James Bond’s Most Upsetting Scene Is In The Wrong Movie

The darkest scene from the James Bond franchise was a perfect addition to the series, but it should’ve been included in a different movie. There are plenty of grim, violent, unsettling sequences in the Bond films, from 007 being tortured on a seatless chair in Casino Royale to 007 kicking a car full of people over the edge of a cliff in For Your Eyes Only. Arguably the darkest Bond film of all is Licence to Kill. It’s the only Bond movie to be rated 15 in the UK, and it proved to be so controversial that it cost Timothy Dalton the role of 007.

Licence to Kill is a straightforward revenge thriller in which Bond seeks vengeance against drug lord Franz Sanchez for maiming his friend Felix Leiter and killing Leiter’s wife. Licence to Kill is one of the few Bond movies to acknowledge past events from the canon. Bond is so determined to avenge Leiter and his bride because he knows what it’s like when a marriage is tragically cut short; his own wife, Tracy Bond, was killed in a drive-by shooting on the way to their honeymoon in On Her Majesty’s Secret Service. Licence to Kill is a great Bond film, but its most shocking scene should’ve been in a different entry.

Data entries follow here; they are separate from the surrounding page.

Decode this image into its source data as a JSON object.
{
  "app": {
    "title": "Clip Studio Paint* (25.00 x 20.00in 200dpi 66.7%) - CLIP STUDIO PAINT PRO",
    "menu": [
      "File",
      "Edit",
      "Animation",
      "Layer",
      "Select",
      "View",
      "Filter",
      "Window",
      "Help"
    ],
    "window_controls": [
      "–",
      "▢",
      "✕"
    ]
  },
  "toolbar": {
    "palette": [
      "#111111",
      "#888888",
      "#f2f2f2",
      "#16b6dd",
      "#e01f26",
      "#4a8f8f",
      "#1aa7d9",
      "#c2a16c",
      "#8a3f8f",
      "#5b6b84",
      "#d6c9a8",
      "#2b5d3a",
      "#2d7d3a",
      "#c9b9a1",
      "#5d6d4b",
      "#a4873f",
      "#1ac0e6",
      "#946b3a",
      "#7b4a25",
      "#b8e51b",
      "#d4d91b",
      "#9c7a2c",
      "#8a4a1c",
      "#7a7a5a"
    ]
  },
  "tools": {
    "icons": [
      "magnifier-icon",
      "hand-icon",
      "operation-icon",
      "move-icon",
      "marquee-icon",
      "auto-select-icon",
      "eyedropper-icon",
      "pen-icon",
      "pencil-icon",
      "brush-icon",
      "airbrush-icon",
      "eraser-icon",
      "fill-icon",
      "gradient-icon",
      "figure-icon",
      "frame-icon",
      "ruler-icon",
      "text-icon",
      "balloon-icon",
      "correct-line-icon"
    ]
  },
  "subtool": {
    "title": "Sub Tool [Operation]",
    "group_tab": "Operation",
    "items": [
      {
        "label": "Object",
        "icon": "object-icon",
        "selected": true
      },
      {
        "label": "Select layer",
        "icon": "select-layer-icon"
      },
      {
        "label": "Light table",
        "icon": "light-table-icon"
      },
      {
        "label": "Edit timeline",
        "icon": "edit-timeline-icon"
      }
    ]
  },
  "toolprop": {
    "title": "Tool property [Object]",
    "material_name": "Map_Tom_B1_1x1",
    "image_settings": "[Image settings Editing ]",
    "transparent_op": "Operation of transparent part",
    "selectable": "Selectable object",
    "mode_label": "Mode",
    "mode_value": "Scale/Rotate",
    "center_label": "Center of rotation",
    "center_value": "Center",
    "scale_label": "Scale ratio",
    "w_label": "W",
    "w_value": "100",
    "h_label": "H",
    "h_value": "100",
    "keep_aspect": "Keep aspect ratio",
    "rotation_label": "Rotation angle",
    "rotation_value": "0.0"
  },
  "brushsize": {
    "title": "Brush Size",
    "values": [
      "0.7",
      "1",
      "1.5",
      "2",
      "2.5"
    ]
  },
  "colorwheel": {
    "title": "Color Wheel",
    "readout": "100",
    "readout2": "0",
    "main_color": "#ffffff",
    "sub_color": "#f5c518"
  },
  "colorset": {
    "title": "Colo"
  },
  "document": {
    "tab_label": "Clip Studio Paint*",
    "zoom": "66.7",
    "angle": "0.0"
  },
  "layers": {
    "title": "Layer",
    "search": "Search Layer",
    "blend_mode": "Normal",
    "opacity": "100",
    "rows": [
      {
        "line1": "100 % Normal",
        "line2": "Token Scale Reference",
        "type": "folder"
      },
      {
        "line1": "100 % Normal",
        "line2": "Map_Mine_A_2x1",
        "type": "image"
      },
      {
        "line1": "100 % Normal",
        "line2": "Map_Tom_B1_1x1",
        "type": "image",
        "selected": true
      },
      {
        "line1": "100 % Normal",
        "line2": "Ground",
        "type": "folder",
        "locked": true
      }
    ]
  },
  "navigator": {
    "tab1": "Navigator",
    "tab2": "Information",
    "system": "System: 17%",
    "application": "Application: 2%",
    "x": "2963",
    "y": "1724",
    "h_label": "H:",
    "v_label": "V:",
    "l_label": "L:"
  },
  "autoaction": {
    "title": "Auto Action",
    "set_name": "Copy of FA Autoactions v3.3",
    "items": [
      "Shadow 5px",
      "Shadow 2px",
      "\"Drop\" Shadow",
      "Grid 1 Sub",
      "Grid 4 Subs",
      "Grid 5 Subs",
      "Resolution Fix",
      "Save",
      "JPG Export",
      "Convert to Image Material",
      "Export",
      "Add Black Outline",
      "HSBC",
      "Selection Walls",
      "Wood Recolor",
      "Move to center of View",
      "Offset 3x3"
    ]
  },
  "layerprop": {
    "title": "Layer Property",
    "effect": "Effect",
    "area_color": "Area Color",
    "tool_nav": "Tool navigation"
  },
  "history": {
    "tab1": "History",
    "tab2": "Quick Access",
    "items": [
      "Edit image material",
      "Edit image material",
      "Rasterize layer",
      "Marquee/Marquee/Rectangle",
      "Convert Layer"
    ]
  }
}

Licence To Kill’s Dark Shark Scene Was In A Different Bond Story

James Bond’s Most Upsetting Scene Is In The Wrong Movie

The darkest scene in Licence to Kill sees Leiter being mauled by a shark. Sanchez and his crew bring Leiter to an aquarium and lower him into a tank containing a tiger shark. The shark doesn’t kill him, but it does seriously injure him in what is easily the Bond franchise’s most gruesome moment. Licence to Kill isn’t based on any particular Bond novel – it’s a mostly original story – but it does borrow elements from the short story “The Hildebrand Rarity” and the novel version of Live and Let Die. The shark attack sequence was taken from Live and Let Die.

In the book version of Live and Let Die, Leiter loses an arm and a leg in a shark attack. Bond swims through shark-infested waters to get to the villainous Mr. Big’s island, and in the grand finale, Mr. Big is eaten alive in a feeding frenzy by all the sharks and barracuda in the area. Since the sharks were left out of the movie adaptation of Live and Let Die, they were included in Licence to Kill – but they arguably should’ve been kept in Live and Let Die.

How Keeping The Shark Scene In Live and Let Die Would Change Bond

Roger Moore as James Bond at Dr Kananga's compound in Live and Let Die

If Leiter was ravaged by sharks and Mr. Big was eaten by them in the movie adaptation of Live and Let Die, then the Roger Moore era of the James Bond franchise would’ve been instantly established as less campy. Similarly, if the shark attack sequence was left out of Licence to Kill, then the Dalton era would’ve been less dark and gory, which would’ve mitigated the controversy. Between the alligator-hopping and the exploding villain, Moore’s Live and Let Die movie could’ve used a bit of darkness, while Licence to Kill was a bit too dark.